FVRL serves 13 municipalities and two regional districts. Its branches can be found as far afield as Port Coquitlam and Delta, Langley and Maple Ridge, and in the hamlet of Boston Bar, a couple hours drive up the Fraser Canyon.
The system was born decentralized, with its first outlet a book bus that visited multiple communities in the 1930s.
The idea of a foundation has been brought up a few times in the past, said Scott Hargrove, the CEO of FVRL.
“We have considered it, and probably will again,” he said.
But the idea of a foundation has run into logistical problems.
“How would those funds be distributed?” Hargrove said.
Each municipality builds its own libraries and takes on some of the costs of operating them. But the overall collection of books, magazines, DVDs, ebooks, books on tape, and even ukuleles, telescopes, and toy robots is managed by FVRL staff overseen by a 15-member library board.
The financial and logistical issues faced by FVRL are very different from a single-city library system like Vancouver’s or Surrey’s.
Hargrove said half his job is just building consensus for a library system that stretches across much of the Lower Mainland and Fraser Valley.
The closest thing the FVRL has to a foundation are the Friends of the Library groups. These volunteers do raise money and, during normal years, help out in the branches.
But there are a dozen Friends of the Library groups, one for each community. Langley has just one organization, despite technically having two memberships in the FVRL, for both City and Township.
FVRL can accept financial donations and put them towards books, but the bulk of its revenue comes from its members municipalities.
The potential impact of a foundation can be seen in Vancouver, where the VPL Foundation has set a goal of raising $15 million towards the $24 million cost of a major renovation campaign.

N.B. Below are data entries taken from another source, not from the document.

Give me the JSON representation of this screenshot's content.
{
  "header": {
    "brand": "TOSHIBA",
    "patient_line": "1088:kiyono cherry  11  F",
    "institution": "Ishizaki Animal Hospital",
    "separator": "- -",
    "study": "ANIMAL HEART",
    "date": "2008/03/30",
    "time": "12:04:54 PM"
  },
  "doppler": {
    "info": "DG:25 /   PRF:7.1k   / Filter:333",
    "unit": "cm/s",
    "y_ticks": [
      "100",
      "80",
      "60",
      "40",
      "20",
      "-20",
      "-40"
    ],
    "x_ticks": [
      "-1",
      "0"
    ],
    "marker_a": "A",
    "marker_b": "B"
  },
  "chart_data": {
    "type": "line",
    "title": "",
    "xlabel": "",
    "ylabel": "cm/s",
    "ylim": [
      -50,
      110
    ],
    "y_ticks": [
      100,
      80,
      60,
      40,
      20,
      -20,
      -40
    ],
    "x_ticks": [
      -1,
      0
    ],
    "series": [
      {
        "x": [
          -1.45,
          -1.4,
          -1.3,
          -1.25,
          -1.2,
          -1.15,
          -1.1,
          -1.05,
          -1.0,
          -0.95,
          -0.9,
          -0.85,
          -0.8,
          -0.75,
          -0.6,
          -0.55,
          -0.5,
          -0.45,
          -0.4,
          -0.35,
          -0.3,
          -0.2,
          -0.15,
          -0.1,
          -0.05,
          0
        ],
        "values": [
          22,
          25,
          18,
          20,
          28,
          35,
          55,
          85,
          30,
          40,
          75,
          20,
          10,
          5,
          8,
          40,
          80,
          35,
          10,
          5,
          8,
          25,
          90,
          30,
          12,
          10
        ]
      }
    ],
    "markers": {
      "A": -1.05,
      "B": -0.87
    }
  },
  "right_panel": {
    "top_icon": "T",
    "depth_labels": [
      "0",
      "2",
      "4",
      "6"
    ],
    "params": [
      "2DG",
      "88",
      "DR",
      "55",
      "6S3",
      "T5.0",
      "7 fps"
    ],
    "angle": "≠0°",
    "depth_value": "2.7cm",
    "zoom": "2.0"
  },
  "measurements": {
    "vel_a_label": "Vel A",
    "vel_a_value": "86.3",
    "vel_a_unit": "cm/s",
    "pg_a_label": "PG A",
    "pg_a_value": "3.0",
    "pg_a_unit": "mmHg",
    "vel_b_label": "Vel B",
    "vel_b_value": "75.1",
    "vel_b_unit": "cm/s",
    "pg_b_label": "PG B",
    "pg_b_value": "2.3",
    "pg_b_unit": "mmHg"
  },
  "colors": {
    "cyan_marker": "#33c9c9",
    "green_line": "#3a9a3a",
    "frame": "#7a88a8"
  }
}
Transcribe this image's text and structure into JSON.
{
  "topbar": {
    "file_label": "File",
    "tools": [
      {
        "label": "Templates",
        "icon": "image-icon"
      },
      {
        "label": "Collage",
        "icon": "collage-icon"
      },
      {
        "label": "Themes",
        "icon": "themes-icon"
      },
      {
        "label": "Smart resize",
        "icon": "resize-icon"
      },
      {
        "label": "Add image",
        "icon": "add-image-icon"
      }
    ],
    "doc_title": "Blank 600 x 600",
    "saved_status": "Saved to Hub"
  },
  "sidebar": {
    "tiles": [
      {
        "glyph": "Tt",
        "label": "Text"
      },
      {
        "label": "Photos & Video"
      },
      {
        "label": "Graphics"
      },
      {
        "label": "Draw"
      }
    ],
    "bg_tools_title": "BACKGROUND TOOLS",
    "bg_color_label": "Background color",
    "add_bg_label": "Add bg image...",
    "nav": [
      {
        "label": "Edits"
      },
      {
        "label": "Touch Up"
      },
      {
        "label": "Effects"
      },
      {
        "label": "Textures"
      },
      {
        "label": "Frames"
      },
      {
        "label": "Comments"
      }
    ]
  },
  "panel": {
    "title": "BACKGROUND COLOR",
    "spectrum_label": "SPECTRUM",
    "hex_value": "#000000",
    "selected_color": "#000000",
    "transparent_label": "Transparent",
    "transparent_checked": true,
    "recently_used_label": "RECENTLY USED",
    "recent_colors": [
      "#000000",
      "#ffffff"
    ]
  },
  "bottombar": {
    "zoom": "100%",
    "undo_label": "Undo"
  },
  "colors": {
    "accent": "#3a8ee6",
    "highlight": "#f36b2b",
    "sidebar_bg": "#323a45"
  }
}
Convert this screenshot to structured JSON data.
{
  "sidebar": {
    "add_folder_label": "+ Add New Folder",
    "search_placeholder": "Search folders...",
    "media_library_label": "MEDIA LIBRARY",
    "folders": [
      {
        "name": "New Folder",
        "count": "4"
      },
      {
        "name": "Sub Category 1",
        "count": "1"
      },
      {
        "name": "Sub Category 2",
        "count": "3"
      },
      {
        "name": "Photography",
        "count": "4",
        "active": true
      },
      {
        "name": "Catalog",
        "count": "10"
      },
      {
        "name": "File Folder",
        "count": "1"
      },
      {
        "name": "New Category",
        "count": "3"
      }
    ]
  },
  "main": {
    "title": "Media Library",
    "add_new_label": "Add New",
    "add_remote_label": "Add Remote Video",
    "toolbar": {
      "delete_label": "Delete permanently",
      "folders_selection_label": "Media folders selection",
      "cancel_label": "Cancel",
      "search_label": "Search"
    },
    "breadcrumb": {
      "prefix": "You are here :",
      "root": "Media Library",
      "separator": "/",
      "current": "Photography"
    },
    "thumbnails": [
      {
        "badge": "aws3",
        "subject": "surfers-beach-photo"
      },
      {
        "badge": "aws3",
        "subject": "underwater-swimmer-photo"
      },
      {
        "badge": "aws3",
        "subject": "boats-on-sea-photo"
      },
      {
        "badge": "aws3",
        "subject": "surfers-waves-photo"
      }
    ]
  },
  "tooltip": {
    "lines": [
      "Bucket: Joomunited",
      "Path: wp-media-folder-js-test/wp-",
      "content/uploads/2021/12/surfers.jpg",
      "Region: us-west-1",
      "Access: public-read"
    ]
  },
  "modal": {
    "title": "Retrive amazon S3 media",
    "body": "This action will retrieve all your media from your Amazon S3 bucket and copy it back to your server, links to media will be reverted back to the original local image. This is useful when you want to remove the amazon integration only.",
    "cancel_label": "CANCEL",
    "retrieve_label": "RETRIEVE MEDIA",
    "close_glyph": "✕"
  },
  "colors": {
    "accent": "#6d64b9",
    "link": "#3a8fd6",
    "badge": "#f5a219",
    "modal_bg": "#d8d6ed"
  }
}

Likewise, Langley has long had a successful foundation for the Langley Memorial Hospital, which raised millions of dollars in recent years for both a new emergency room expansion and for an MRI suite.
Meanwhile, the FVRL has seen demand for its services grow faster than its budget, as it serves several of the fastest growing communities in the province and has also seen a significant number of new cardholders sign up during the COVID-19 pandemic.
“Libraries are incredibly popular,” said Councillor Petrina Arnason, who serves as the Langley Township representative on the library board.
“There is a demand, an expanding demand in addition to population,” she said.
When it comes to library advocacy from the public, however, Arnason doesn’t see a lot of noise being made.
“Yes, there’s Friends of the Library,” she said.
But the idea of a foundation has not come up while she has been on the board.
“I find it is a group of people [library patrons] that are quietly enjoying the benefits of libraries,” Arnason said.
They aren’t as vocal as people calling for other municipal projects in the community, Arnason said.